UPDATED at 5:45 p.m.: More bad news. The death toll is now at 280, and expected to continue to climb, the AP reports.
UPDATED at 1:30 p.m.: Worse still.
AP is reporting the new tally is 248.
Alabama's count ticked up one to 132. Meanwhile, Tennessee's tally reached 32, bringing it even with Mississippi. Georgia, Virginia and Kentucky remain the same from the last update at 13, eight and one, respectively.
Meanwhile, the White House has announced that President Obama will head to Alabama on Friday to see the damage first hand, Politico reports.
"The President will travel to Alabama tomorrow to view the damage as well as meet with Governor Bentley, state and local officials and families affected by the storms," the White House announced after Obama spoke with FEMA Administrator Craig Fugate and Homeland Security Secretary Janet Napolitano.
UPDATED at 12:20 p.m.: The news continues to get worse, as the death toll continues to climb in the wake of the deadly storms that swept across the South on Wednesday.
The new tally is 215 confirmed deaths. Alabama was still, by far, the hardest hit with 131 fatalities. Meanwhile, there were 32 in Mississippi, 30 in Tennessee, 13 in Georgia, eight in Virginia and one in Kentucky, according to the AP's latest count.
UPDATED at 10:50 a.m.: Make that 201. Tennessee officials have raised their count to 16 dead.
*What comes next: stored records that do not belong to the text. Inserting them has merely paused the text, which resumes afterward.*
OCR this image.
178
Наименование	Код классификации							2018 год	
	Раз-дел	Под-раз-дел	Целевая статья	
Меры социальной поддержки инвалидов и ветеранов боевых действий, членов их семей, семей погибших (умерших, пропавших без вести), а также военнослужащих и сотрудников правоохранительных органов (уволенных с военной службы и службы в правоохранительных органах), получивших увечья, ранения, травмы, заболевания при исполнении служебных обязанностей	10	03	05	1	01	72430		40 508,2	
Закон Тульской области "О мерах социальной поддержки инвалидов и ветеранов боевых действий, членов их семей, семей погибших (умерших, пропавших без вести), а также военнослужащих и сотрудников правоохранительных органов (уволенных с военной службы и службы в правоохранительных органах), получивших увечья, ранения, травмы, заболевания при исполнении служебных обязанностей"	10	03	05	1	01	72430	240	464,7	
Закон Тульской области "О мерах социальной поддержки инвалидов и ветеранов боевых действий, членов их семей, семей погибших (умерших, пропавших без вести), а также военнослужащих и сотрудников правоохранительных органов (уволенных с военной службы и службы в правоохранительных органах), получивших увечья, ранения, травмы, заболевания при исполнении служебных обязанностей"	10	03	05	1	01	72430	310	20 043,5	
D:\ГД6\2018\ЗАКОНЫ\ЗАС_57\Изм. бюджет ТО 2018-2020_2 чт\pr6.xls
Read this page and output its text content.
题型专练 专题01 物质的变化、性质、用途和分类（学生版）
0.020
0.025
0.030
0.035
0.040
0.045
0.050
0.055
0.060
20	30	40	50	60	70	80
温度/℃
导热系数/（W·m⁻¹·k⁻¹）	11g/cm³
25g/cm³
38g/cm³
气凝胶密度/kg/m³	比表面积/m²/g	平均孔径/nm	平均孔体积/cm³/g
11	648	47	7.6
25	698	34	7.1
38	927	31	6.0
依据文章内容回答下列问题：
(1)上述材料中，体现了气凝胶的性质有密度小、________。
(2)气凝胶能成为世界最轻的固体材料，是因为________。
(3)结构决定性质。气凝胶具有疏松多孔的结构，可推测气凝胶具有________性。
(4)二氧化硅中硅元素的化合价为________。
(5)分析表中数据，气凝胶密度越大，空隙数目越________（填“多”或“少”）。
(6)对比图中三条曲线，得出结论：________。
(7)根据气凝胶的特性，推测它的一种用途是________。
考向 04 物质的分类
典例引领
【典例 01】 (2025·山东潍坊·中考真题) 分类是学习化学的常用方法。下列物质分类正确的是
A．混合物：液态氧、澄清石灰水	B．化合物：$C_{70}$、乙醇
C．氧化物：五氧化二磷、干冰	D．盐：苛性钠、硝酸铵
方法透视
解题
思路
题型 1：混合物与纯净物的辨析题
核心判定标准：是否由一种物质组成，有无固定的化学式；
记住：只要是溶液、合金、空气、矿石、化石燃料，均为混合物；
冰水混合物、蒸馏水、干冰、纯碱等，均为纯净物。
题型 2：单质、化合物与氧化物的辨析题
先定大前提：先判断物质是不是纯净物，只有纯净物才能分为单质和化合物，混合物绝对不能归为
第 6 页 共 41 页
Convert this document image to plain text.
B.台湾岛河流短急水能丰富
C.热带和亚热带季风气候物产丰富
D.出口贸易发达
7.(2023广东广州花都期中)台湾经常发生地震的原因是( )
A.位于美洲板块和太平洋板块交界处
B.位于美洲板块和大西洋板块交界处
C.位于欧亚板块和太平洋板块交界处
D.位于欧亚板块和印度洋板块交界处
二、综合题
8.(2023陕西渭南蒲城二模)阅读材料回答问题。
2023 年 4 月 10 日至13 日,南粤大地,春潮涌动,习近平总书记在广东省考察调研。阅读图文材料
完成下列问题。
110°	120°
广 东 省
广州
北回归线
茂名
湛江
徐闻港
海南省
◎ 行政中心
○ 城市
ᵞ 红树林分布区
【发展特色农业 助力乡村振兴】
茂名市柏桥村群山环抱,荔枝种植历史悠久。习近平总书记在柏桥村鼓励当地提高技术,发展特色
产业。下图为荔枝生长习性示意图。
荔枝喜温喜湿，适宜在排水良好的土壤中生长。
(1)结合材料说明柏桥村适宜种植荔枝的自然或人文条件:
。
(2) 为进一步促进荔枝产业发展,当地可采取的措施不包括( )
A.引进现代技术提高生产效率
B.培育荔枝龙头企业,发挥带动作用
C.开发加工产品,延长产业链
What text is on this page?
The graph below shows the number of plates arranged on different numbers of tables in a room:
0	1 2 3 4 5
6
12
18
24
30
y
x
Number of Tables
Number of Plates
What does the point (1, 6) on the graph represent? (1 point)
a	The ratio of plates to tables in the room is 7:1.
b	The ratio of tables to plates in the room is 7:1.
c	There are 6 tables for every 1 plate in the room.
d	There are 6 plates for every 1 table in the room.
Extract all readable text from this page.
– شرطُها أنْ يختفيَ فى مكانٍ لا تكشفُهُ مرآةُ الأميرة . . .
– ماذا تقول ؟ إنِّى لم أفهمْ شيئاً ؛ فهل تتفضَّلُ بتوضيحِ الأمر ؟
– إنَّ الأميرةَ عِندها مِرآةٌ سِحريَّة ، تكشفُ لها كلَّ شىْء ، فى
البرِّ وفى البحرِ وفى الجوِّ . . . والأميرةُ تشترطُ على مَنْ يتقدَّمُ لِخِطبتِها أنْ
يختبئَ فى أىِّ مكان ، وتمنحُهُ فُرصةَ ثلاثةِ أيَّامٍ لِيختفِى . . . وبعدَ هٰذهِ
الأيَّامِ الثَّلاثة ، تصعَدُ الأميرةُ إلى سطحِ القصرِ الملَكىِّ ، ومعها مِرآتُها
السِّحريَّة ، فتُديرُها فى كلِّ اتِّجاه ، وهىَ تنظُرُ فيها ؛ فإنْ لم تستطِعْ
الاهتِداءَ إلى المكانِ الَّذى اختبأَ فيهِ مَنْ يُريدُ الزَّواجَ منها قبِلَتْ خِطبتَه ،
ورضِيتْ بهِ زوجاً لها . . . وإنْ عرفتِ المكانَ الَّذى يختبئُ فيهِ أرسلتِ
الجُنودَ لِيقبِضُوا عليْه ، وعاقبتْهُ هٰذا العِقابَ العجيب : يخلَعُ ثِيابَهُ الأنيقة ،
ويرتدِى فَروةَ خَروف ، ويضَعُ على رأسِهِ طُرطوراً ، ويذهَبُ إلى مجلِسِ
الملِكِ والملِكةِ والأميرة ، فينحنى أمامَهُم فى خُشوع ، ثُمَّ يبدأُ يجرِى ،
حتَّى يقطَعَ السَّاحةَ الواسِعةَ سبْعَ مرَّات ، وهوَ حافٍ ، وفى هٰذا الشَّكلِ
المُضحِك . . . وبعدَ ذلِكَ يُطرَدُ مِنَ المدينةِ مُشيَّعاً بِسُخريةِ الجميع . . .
UPDATED at 9:45 a.m.: The death toll has now reached 200, according to the AP.
Latest breakdown by state: 131 dead in Alabama, 32 in Mississippi, 15 in Tennessee, 13 in Georgia, eight in Virginia and one in Kentucky.
At least 173 people have died from severe storms that swept across the South on Wednesday. Alabama was the hardest hit, reporting 128 deaths and counting.
The powerful storms unleashed tornadoes and flash floods across the region, wiping out homes and businesses and forcing a nuclear power plant to rely on backup generators, the Associated Press reports.
Mississippi officials are reporting 32 were killed in their state. Another 11 are dead in Georgia, along with one each in Tennessee and Virginia.
The National Weather Service received 137 reports of tornadoes in the region, including 66 in Alabama and another 38 in Mississippi.
One of the hardest-hit areas Wednesday was Tuscaloosa, a city of more than 83,000 and home to the University of Alabama. The city’s police and other emergency services were devastated, the mayor said, and at least 15 people were killed and about 100 were in a single hospital.
A massive tornado, caught on video by a news camera on a tower, barreled through the city late Wednesday afternoon, leveling it.